Issue #6 | Spring/Summer 2006

Art Heals

Google “healing arts” and you will find over 20 million available sites. The concept not only includes such physical practices as massage and reiki therapies, but the traditional arts, including music, poetry, and visual arts and their particular health benefits.

Most artists recognize that at some level, their work feeds their well-being. But slowly, we are beginning to tap into its effect on its viewers or participants. Everyone has a story about hearing a song, seeing a painting or happening upon a particularly attractive house or window display and its immediate pleasurable effect. What is happening as part of our growing desire for a sense of peace and well-being, is that we are identifying the significant role the arts plays in that goal.

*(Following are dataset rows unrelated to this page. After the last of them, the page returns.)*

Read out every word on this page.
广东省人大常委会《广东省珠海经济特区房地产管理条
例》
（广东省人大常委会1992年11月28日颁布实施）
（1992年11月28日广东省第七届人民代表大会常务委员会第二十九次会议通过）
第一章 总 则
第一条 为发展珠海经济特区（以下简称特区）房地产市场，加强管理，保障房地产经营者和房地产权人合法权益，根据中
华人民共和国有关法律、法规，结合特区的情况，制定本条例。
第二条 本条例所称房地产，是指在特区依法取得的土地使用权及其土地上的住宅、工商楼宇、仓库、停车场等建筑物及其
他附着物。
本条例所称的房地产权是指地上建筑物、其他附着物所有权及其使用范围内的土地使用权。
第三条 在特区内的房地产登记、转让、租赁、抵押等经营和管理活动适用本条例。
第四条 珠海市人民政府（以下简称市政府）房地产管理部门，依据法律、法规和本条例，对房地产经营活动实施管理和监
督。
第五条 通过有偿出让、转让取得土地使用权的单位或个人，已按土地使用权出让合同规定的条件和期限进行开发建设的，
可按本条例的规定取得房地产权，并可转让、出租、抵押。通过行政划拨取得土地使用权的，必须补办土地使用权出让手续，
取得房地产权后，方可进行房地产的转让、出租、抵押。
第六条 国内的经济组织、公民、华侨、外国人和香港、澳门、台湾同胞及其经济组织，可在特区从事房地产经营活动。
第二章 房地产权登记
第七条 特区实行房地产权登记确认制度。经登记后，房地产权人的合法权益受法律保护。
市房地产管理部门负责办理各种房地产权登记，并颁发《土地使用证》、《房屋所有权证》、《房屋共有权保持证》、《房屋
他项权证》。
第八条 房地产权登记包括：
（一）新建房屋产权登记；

There will always be naysayers who see art as unimportant. It is the nature of the arts to gently cajole and comfort, to peek out from a wall, or to waft musically down the street. Their soothing and healing qualities are not always immediately recognized and will only become so with direct and conscious support by practitioners and institutions seeking to restore not only physical, but mental and spiritual health among workers and visiting clients. This issue looks at two ways in which the arts are being introduced with a purpose to restore and rejuvenate a spirit of hope and happiness. These insights into the healing side of art may foster a widely supported effort at reintroducing it into our lives, our education, and our culture.